American Airlines to install wireless check-in devices
Fort Worth, Texas-based American Airlines Inc. plans by year's end to roll out a mobile check-in service aimed at speeding up the boarding of flights at the three busiest airports in which it operates -- O'Hare in Chicago, LaGuardia in New York and Dallas/Fort Worth.
The installation plans, which were announced last week, follow a successful test of the wireless check-in system at San Jose International Airport. American officials said the airline, which is the third in the U.S. to install such a system, expects to expand the mobile service to at least 22 additional airports next year.
Jointly developed by Fort Worth-based Sabre Holdings Corp. and Holtsville, N.Y.-based Symbol Technologies Inc., the Roving Agent technology will provide American's check-in agents with handheld computers that can connect to Sabre's computerized reservations system via wireless LANs that will be installed at each of the airports offering the new service.
The terminal agents will be able to "bust" lines by using the handheld PCs to issue
bar-coded boarding passes to passengers waiting to board flights. American is the second airline to sign on with Sabre to use Roving Agent, joining the smaller Indianapolis-based American Trans Air Inc. In addition, St. Paul, Minn.-based Northwest Airlines Corp. last summer began using similar technology that it developed internally.

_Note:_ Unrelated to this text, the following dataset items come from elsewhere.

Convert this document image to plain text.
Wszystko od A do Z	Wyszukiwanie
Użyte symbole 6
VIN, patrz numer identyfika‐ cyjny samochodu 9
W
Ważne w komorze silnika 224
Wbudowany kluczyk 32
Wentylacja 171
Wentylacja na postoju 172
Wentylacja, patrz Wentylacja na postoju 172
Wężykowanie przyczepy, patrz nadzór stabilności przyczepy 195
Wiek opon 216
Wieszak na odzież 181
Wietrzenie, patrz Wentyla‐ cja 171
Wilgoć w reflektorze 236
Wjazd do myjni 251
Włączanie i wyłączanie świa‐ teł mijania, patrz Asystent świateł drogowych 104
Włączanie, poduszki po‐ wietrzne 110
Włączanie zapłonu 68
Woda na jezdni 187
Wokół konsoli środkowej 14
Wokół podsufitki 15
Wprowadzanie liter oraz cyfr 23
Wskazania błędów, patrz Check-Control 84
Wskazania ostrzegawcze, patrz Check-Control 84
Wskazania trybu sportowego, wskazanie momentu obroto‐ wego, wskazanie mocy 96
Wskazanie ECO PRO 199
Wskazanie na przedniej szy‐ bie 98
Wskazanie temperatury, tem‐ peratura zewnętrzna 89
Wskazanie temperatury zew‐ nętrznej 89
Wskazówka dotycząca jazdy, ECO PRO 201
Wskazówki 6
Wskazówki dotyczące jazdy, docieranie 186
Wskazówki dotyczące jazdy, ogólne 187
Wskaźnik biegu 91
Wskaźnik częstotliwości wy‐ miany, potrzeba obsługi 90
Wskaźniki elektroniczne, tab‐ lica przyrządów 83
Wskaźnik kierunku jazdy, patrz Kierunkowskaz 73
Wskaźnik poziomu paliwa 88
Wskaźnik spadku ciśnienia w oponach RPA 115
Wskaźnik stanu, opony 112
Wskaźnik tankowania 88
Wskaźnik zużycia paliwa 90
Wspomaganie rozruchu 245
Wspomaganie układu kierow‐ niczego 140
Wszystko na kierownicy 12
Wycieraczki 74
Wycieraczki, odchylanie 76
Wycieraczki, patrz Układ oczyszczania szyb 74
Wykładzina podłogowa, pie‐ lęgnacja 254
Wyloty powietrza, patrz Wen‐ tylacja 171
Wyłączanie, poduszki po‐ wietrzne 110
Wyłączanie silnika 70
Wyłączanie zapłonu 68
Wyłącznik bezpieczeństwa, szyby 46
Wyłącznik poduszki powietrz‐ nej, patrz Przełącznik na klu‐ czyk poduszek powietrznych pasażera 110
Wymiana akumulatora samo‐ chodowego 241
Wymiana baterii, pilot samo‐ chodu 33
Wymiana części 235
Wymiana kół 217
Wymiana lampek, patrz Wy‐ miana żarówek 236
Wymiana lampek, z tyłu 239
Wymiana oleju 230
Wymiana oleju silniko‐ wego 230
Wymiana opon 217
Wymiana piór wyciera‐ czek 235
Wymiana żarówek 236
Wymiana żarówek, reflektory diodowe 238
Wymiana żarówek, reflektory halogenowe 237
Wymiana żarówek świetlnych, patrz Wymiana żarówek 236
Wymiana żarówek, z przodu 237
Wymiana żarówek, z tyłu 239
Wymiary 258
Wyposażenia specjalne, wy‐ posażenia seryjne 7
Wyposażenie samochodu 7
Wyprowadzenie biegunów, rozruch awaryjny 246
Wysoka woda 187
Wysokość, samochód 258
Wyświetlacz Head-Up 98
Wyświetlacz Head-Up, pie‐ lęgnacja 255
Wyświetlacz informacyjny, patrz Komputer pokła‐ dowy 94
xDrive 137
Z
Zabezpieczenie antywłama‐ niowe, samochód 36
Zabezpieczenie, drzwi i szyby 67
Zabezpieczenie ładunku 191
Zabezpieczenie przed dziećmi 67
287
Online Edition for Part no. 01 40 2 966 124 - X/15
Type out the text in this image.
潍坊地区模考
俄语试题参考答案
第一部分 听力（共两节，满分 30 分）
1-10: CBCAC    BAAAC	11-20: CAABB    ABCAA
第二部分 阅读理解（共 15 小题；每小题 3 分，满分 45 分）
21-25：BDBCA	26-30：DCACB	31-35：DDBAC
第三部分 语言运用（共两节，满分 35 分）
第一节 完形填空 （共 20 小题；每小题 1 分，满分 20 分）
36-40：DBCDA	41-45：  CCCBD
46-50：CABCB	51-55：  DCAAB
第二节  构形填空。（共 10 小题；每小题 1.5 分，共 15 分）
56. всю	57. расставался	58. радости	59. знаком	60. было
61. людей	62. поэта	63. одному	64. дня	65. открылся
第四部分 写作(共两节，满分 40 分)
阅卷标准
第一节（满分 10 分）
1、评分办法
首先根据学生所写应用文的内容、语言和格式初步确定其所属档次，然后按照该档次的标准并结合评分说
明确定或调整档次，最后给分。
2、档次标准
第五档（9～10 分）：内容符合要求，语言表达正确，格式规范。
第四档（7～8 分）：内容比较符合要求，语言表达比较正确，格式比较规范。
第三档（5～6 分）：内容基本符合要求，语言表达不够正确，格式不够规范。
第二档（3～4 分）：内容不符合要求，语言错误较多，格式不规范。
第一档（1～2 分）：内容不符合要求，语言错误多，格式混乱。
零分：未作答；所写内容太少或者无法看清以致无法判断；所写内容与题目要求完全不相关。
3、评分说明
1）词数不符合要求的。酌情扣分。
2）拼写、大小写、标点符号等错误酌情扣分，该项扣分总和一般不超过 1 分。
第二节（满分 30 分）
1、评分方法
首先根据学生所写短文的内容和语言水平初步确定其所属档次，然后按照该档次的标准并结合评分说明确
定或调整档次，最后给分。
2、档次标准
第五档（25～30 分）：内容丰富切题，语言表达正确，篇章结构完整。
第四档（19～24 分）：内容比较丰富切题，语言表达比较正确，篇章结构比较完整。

Roving Agent is different from a more advanced wireless check-in system, announced last month, that lets airlines send boarding-pass images directly to the Web-enabled phones of travelers. Mike Anderson, Sabre's director of product development for passenger services, said the handheld devices used as part of Roving Agent are basically personal digital assistants equipped with scanners.
The American Airlines agents who use the technology won't sell tickets or handle large amounts of baggage as part of the initial rollout, but they will be to check in ticketed passengers with carry-on luggage. Roving Agent was designed to work with Sabre-designed automated check-in systems, but it can be adapted for use by other airlines, Anderson said.
The technology is similar to the devices used by rental-car companies to process customers who are returning vehicles. Anderson said the tricky part of adapting the devices to airlines was in making the handhelds work in real time with the often-convoluted ticketing systems of the air traffic world. Sabre also envisions extending the wireless system to cruise lines and shuttle buses, Anderson added.